Sometimes backups can be used to roll back a set of data/files to a previous point in time as part of the maintenance or upgrade process. Backups can also be used as a virtual machine cloning tool.
Backup may be required in the following scenarios:
- Logical corruption – Data can become corrupted through application software bugs, storage software bugs or hardware failure, such as a server crash.
- User error – An end user may delete a file or directory, a set of emails or even records from an application and subsequently need the data again.
- Hardware failure – Failure scenarios can include hard disk drive (HDD) or flash drive failure (multiple failures can cause data loss even when RAID is used), server failure or storage array failure.
- Hardware loss – Possibly the worst scenario is an event such as fire that renders hardware inoperable and permanently unrecoverable.
Remote data replication is sometimes assumed to be equivalent to backup, but this is not the case.
Replication solutions can be either synchronous or asynchronous, meaning transfer of data to a remote copy is achieved either immediately or with a short time delay. Both methods create a secondary copy of data identical to the primary copy, with synchronous solutions achieving this in real time.
This means that any data corruption or user file deletion is immediately (or very quickly) replicated to the secondary copy, therefore making it ineffective as a backup method.
Another point to remember with replication is that only one copy of the data is kept at the secondary location. This means that the replicated copy doesn’t include historical versions of data from preceding days, weeks and months, unlike a backup.
Archiving vs Backup
The distinction between backup and archive is often blurred but should be very clear.
Backups are made at least daily, leave the original data in place, and have the aim of protecting data against technology failure or human error over relatively short periods, such as weeks or months.
Archiving, on the other hand, is the retention of data for lengthy periods, usually years, sometimes decades, and moves the data from its primary location.
Greg Schulz, senior advisory analyst at StorageIO, explains: “Backup is for restoring a file, object, database, volume or system based on some recovery time objective and recovery point objective, whereas the archive is a picture of the data and its state at a point in time.”
Schulz highlights key characteristics of archiving systems.
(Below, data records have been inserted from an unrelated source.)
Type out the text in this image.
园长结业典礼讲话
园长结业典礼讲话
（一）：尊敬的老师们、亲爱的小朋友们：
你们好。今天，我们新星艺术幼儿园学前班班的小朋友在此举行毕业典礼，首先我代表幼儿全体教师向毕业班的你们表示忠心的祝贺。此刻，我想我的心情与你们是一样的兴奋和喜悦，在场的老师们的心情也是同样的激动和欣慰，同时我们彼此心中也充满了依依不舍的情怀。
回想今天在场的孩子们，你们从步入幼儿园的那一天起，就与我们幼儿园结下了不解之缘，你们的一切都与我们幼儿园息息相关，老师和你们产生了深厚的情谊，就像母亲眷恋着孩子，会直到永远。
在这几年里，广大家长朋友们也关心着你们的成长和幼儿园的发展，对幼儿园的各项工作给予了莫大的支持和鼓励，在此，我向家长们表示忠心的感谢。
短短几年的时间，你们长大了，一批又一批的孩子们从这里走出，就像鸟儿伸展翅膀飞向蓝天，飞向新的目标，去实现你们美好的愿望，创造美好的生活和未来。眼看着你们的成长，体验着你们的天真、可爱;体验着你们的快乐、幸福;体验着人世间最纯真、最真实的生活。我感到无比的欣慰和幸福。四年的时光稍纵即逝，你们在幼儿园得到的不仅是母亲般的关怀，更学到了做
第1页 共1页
These include: “Indexing and metadata management for search, replication, cloning, secure shred, Worm (write-once read-many), along with compliance or regulatory items.”
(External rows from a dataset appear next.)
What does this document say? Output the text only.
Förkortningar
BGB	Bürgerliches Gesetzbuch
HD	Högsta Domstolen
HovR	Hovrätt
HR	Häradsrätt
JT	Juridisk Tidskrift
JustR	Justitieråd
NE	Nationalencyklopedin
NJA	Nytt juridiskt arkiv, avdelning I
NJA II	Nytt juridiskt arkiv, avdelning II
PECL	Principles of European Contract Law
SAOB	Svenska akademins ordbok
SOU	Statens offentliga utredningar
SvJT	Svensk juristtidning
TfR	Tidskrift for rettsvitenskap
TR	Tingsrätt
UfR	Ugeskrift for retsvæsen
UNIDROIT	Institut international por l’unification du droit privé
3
In addition, archiving includes movement of data off production storage systems onto the archive medium, driven by retention policies. “Data mover tools may be tightly or loosely integrated with the destination or target devices and in some cases even have overlapping features,” says Schulz.
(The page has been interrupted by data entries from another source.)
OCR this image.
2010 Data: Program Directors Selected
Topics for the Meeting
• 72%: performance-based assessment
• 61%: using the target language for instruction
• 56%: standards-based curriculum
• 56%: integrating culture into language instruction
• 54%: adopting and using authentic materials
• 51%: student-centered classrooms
The third component which does not attract as much awareness is the most important, however – how the data mover tools integrate with different applications, which need to be configured to use rules or policies to archive the data, or present it to the data mover.
Another element of the distinction can also be the medium. Media used for backup need to be able to ingest vast quantities of data quickly during a limited time window. As a result, disk rather than tape has increasingly been used for the added performance it provides, as well as providing faster access times to recently backed-up data.
Archives, on the other hand, have increasingly become tape-based, which offers the advantage of being cheap and robust over long periods of time, while the fairly slow speed of recovery is rarely a problem as occurrences are rare. This also allows time for the long process of indexing and creating metadata.
For an organization that uses backup software to archive data to tape and then store those tapes off-site, retrieving data involves a number of steps.
Tapes that contain the required data need to be identified, retrieved from off-site storage, and then mounted and read and possibly deleted. All these operations can be problematic, especially when reading tapes that may be several years old. Are they still readable or has the medium degraded? Are hardware and software still compatible? And how long does it take to find the data?
With those obstacles surmounted, a rich set of metadata is required to find the relevant information, especially if it was created over a considerable period of time, as a large number of files in multiple formats will need to be examined.
Archiving systems can help resolve many of these issues. Rich metadata enables identification of the correct tapes and ensure the required data is quickly retrieved, while tape libraries ensure tapes are regularly refreshed to avoid bit rot.